We're coming, Stewart. It's just that we're still on the slow part of the curves. [...] At the moment, synthesis of a long gene takes about four weeks at a commercial DNA foundry, with a bacterial genome still requiring many months at best, though the longest reported contiguous synthesis job to date is still less than 50 kilobases. And at a buck a base, hacking any kind of interesting new circuit is still expensive. [...] So, Mr. Brand, it will be a few years before green hackers, at least those who aren't support by Vinod Khosla or Kleiner Perkins, really start to have an impact.

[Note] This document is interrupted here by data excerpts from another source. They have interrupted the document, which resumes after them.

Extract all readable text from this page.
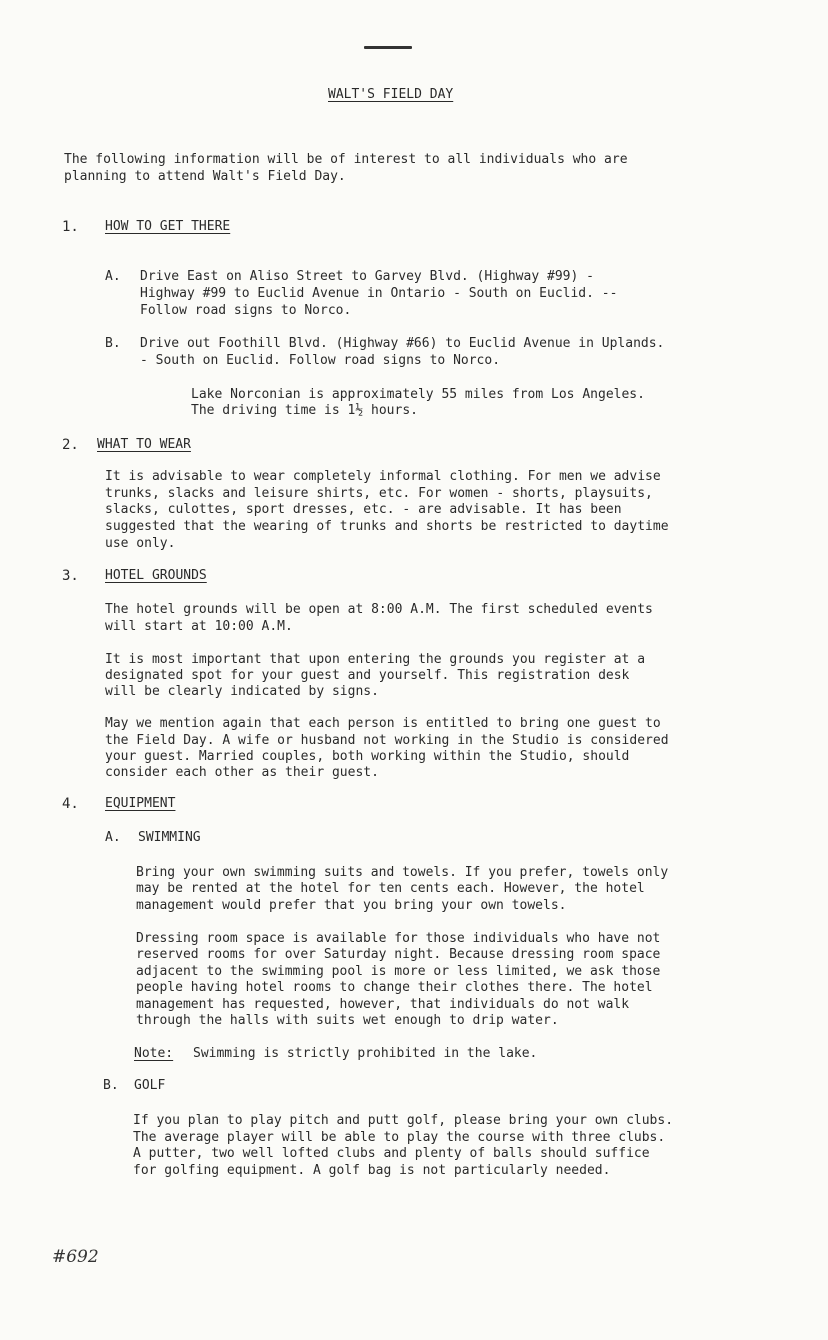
WALT'S FIELD DAY

The following information will be of interest to all individuals who are

planning to attend Walt's Field Day.

1. HOW TO GET THERE

A. Drive East on Aliso Street to Garvey Blvd. (Highway #99) -

Highway #99 to Euclid Avenue in Ontario - South on Euclid. --

Follow road signs to Norco.

B. Drive out Foothill Blvd. (Highway #66) to Euclid Avenue in Uplands.

- South on Euclid. Follow road signs to Norco.

Lake Norconian is approximately 55 miles from Los Angeles.

The driving time is 1½ hours.

2. WHAT TO WEAR

It is advisable to wear completely informal clothing. For men we advise

trunks, slacks and leisure shirts, etc. For women - shorts, playsuits,

slacks, culottes, sport dresses, etc. - are advisable. It has been

suggested that the wearing of trunks and shorts be restricted to daytime

use only.

3. HOTEL GROUNDS

The hotel grounds will be open at 8:00 A.M. The first scheduled events

will start at 10:00 A.M.

It is most important that upon entering the grounds you register at a

designated spot for your guest and yourself. This registration desk

will be clearly indicated by signs.

May we mention again that each person is entitled to bring one guest to

the Field Day. A wife or husband not working in the Studio is considered

your guest. Married couples, both working within the Studio, should

consider each other as their guest.

4. EQUIPMENT

A. SWIMMING

Bring your own swimming suits and towels. If you prefer, towels only

may be rented at the hotel for ten cents each. However, the hotel

management would prefer that you bring your own towels.

Dressing room space is available for those individuals who have not

reserved rooms for over Saturday night. Because dressing room space

adjacent to the swimming pool is more or less limited, we ask those

people having hotel rooms to change their clothes there. The hotel

management has requested, however, that individuals do not walk

through the halls with suits wet enough to drip water.

Note: Swimming is strictly prohibited in the lake.

B. GOLF

If you plan to play pitch and putt golf, please bring your own clubs.

The average player will be able to play the course with three clubs.

A putter, two well lofted clubs and plenty of balls should suffice

for golfing equipment. A golf bag is not particularly needed.

#692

Green biotech hacking is still in the punch-card era, and as Stewart himself could tell you, computer hacker culture really didn't take off until you got past punch-cards into time-sharing, where the cost in time and money was low enough that mistakes were something to learn from, not dread.
As for cities, I'm not sure I could find many modern enviros still clinging to the notion that, on the whole, rural life is intrinsically better than urban life. There are plenty of individual examples of terrific rural homes and awful urban homes, of course, but in the aggregate, there's no question that communities in dense, urban settings have a smaller footprint than communities of the same size in suburban and rural settings. And the notion that population size is still at the top of the environmental hit list is seriously out of date; all signs point to a global population peak of below 10 billion, and possibly no more than 8 billion -- of concern to the extent that more people means more consumption, but by no means a panic-inducing Malthusian threat.

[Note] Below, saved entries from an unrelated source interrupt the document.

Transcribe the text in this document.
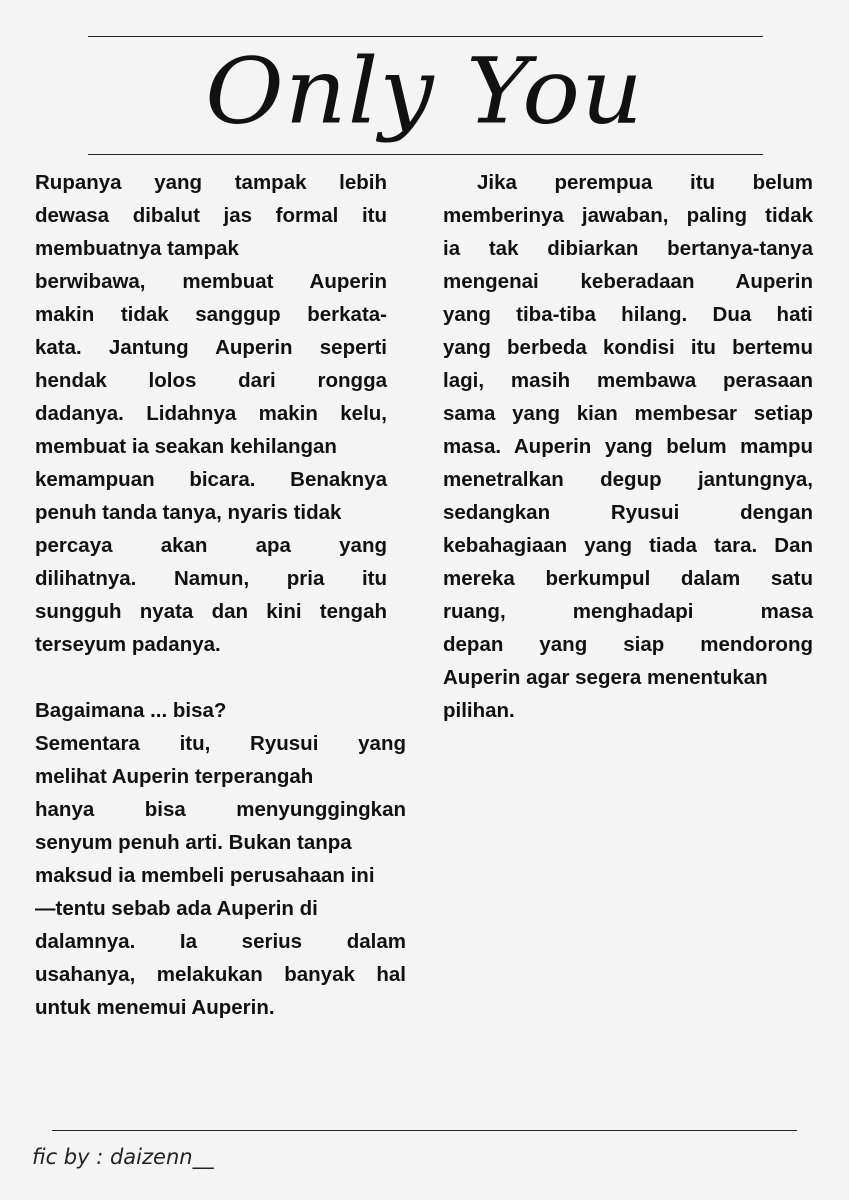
Only You
Rupanya yang tampak lebih
dewasa dibalut jas formal itu
membuatnya tampak
berwibawa, membuat Auperin
makin tidak sanggup berkata-
kata. Jantung Auperin seperti
hendak lolos dari rongga
dadanya. Lidahnya makin kelu,
membuat ia seakan kehilangan
kemampuan bicara. Benaknya
penuh tanda tanya, nyaris tidak
percaya akan apa yang
dilihatnya. Namun, pria itu
sungguh nyata dan kini tengah
terseyum padanya.
Bagaimana ... bisa?
Sementara itu, Ryusui yang
melihat Auperin terperangah
hanya bisa menyunggingkan
senyum penuh arti. Bukan tanpa
maksud ia membeli perusahaan ini
—tentu sebab ada Auperin di
dalamnya. Ia serius dalam
usahanya, melakukan banyak hal
untuk menemui Auperin.
Jika perempua itu belum
memberinya jawaban, paling tidak
ia tak dibiarkan bertanya-tanya
mengenai keberadaan Auperin
yang tiba-tiba hilang. Dua hati
yang berbeda kondisi itu bertemu
lagi, masih membawa perasaan
sama yang kian membesar setiap
masa. Auperin yang belum mampu
menetralkan degup jantungnya,
sedangkan Ryusui dengan
kebahagiaan yang tiada tara. Dan
mereka berkumpul dalam satu
ruang, menghadapi masa
depan yang siap mendorong
Auperin agar segera menentukan
pilihan.
fic by : daizenn__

The conventional meaning of "heretic" is one who goes against dogma, and the positions that Stewart takes here just don't meet that requirement. There's no doubt that it would be possible to find self-described environmentalists who fit the stereotype that Stewart is responding to, but one of the hallmarks of the modern environmental movement -- and the reason why the "heresy" model is arguably obsolete -- is that, when it comes to solutions, nothing is a priori off the table. All solution options can be considered, but they must be able to stand up to competing ideas. Even if some of us believe that some of the solutions he advocates don't stand up to the competition, we aren't going to try to claim that Stewart Brand somehow isn't an environmentalist. As long as he recognizes that the Earth's geophysical systems are under extraordinary duress, and that business-as-usual is driving us headlong into disaster, he's one of us -- even if the ways we want to avoid that disaster vary.